Crew: Alan Shepard (CDR), Edgar Mitchell (LMP), Stuart Roosa (CMP).
Launch vehicle: Saturn V.
LM: present (LM-8). Weight on Earth: 15,279 kg (33,685 lb).
Lunar orbit: yes (34 orbits).
CM and LM call signs: Kitty Hawk, Antares.
Launch and return dates: January 31-February 9, 1971.
Lunar landing date and time: February 5, 1971 9:18:11 UTC.
Lunar landing site: Fra Mauro.
Number of moonwalks: 2 (4 hours 47 minutes; 4 hours 34 minutes).
Mission duration: 9 days 0 hours 1 minutes.
Time spent on the Moon: 1 day 9 hours 3 minutes.
Number of photographs taken: 1,338, of which 417 on the Moon. Color TV broadcasts were made and color movie footage was shot.
Quantity of Moon rocks: 42.3 kg (93.2 lb).
Rover: none.
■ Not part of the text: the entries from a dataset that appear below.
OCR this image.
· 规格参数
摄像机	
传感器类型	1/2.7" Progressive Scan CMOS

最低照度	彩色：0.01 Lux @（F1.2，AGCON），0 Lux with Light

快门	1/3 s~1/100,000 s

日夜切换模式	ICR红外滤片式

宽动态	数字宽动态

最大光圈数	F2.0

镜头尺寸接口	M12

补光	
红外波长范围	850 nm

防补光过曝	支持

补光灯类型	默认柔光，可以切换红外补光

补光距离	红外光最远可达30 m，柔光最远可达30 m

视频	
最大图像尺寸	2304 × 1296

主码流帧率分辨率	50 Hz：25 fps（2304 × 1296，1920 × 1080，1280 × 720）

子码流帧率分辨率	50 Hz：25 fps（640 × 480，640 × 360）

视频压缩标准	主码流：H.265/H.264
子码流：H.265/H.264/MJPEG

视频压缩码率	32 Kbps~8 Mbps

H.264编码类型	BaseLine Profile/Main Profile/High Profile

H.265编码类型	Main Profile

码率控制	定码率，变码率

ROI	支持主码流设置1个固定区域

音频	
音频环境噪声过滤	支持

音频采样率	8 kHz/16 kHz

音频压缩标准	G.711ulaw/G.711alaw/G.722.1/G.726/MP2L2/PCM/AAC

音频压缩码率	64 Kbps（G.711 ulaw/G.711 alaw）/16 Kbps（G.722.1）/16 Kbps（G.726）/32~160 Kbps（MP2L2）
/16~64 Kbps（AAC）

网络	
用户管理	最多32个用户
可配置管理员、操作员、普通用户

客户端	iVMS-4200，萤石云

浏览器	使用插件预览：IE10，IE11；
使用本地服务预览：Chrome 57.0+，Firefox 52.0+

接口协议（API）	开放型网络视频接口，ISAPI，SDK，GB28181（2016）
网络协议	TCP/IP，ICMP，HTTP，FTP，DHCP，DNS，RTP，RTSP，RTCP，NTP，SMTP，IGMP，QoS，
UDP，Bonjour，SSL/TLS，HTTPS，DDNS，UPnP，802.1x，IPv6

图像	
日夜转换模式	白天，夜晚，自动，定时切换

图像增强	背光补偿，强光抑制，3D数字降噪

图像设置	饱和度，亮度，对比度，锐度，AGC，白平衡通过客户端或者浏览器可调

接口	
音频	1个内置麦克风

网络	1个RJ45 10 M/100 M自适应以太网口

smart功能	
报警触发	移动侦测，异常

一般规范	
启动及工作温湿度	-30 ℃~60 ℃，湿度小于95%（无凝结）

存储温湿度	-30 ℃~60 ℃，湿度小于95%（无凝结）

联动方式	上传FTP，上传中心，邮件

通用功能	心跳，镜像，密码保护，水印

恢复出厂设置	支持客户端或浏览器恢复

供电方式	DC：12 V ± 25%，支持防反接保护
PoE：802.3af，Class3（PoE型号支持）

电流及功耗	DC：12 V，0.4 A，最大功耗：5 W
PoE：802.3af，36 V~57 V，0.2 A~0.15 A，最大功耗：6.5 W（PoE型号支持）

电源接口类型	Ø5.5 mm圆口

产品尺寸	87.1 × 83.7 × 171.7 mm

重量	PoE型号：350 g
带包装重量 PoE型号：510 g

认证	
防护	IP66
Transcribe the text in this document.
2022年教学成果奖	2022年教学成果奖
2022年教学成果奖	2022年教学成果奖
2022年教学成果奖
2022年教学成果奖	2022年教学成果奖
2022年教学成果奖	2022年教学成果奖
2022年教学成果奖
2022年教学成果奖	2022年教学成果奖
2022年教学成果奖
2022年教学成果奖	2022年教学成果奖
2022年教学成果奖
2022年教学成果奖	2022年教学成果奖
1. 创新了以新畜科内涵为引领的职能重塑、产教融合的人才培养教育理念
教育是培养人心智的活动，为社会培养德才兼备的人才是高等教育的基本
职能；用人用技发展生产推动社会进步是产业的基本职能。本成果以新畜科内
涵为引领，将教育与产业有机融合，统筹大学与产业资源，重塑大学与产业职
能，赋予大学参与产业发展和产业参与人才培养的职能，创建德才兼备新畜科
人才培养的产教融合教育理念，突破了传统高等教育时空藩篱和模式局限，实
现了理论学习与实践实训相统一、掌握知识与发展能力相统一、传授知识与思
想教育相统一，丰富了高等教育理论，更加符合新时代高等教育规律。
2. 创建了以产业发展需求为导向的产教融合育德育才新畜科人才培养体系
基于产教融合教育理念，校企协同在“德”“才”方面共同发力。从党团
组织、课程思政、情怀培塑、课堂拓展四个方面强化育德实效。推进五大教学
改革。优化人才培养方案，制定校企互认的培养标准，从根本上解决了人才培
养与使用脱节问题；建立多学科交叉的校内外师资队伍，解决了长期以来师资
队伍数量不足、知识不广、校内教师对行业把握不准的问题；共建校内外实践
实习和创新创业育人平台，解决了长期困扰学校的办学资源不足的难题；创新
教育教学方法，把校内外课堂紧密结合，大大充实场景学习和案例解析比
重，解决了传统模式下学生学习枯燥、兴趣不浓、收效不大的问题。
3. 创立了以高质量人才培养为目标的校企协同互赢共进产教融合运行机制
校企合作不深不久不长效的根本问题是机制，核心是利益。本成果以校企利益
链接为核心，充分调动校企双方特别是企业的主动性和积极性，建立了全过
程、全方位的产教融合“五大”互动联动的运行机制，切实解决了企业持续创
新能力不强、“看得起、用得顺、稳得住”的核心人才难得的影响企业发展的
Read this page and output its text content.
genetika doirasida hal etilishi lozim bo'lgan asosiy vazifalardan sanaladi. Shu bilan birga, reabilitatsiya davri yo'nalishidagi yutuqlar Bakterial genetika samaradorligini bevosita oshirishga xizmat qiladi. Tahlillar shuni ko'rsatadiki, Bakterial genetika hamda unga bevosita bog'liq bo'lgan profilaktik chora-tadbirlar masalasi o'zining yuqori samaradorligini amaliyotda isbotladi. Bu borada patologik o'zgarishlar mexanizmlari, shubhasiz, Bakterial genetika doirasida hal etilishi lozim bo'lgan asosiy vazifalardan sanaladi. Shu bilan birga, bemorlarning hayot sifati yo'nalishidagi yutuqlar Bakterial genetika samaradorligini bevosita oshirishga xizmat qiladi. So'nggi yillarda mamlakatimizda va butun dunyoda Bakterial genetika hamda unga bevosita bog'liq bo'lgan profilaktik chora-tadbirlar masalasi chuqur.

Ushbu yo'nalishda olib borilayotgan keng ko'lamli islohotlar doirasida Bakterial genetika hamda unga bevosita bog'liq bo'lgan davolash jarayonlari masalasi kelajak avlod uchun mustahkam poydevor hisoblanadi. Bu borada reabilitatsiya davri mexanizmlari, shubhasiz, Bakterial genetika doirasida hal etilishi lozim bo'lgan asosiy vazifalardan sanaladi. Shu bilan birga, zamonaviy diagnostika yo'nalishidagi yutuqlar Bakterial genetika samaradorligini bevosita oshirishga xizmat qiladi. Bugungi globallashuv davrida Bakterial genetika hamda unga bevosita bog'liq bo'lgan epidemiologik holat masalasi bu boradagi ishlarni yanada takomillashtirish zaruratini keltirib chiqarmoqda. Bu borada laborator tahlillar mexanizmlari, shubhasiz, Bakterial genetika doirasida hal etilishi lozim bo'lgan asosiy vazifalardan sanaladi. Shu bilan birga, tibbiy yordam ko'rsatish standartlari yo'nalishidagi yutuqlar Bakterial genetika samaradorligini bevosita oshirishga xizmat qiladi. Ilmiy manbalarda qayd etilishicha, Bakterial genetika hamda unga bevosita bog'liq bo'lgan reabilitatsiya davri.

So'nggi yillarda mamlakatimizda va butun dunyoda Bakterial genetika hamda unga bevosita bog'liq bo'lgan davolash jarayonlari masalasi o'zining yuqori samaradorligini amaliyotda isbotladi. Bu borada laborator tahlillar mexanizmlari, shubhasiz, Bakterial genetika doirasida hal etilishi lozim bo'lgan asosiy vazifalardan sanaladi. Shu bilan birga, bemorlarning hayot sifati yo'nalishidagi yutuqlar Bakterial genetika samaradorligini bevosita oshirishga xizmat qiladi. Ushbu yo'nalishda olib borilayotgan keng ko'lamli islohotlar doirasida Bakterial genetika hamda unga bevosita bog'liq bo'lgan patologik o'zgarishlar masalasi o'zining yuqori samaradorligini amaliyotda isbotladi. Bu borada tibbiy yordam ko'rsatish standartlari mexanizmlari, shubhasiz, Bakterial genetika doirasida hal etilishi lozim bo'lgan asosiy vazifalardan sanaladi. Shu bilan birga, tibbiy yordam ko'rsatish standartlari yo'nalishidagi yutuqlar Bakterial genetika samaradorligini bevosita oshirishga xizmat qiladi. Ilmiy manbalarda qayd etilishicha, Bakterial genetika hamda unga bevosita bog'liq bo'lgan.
However, a manually propelled cart, termed MET (Modular Equipment Transporter), was used.
Notes: At the beginning of the trip to the Moon, the docking mechanism failed five times to mate the LM and the CM correctly. The system worked only on the sixth attempt. Had docking failed unrecoverably, the Moon landing would have been canceled.
During descent to the Moon, a false contact sent an incorrect signal to the LM’s computer, bringing the spacecraft close to an automatic abort of the mission. Changes to the onboard software, performed on the fly to avoid this risk, caused a failure of the radar altimeter, which however recovered just in time to achieve landing.
At 47, Shepard set the record for the oldest moonwalker. In addition to their science tasks, Shepard hit some golf balls with a club he assembled by attaching a genuine #6 iron to the handle of the contingency sample tool and Mitchell threw the handle of a tool as if it were a javelin. Roosa carried on board the CM several hundred tree seeds, which were planted after the flight returned to Earth, giving rise to the so-called “Moon trees”.
This was the first mission to use red stripes on the legs, arms and helmet to identify the commander (Apollo 13’s suits already had this feature but were never used). Shepard and Mitchell set the walking distance record from the LM at 1.5 kilometers (about one mile) but were unable to climb to the destination of their second moonwalk, the 300-meter (1,000-ft) wide Cone Crater. Images of the landing site taken in 2009 revealed that after traveling approximately 400,000 kilometers (250,000 miles) the two astronauts missed Cone Crater by just 30 meters (about 90 feet).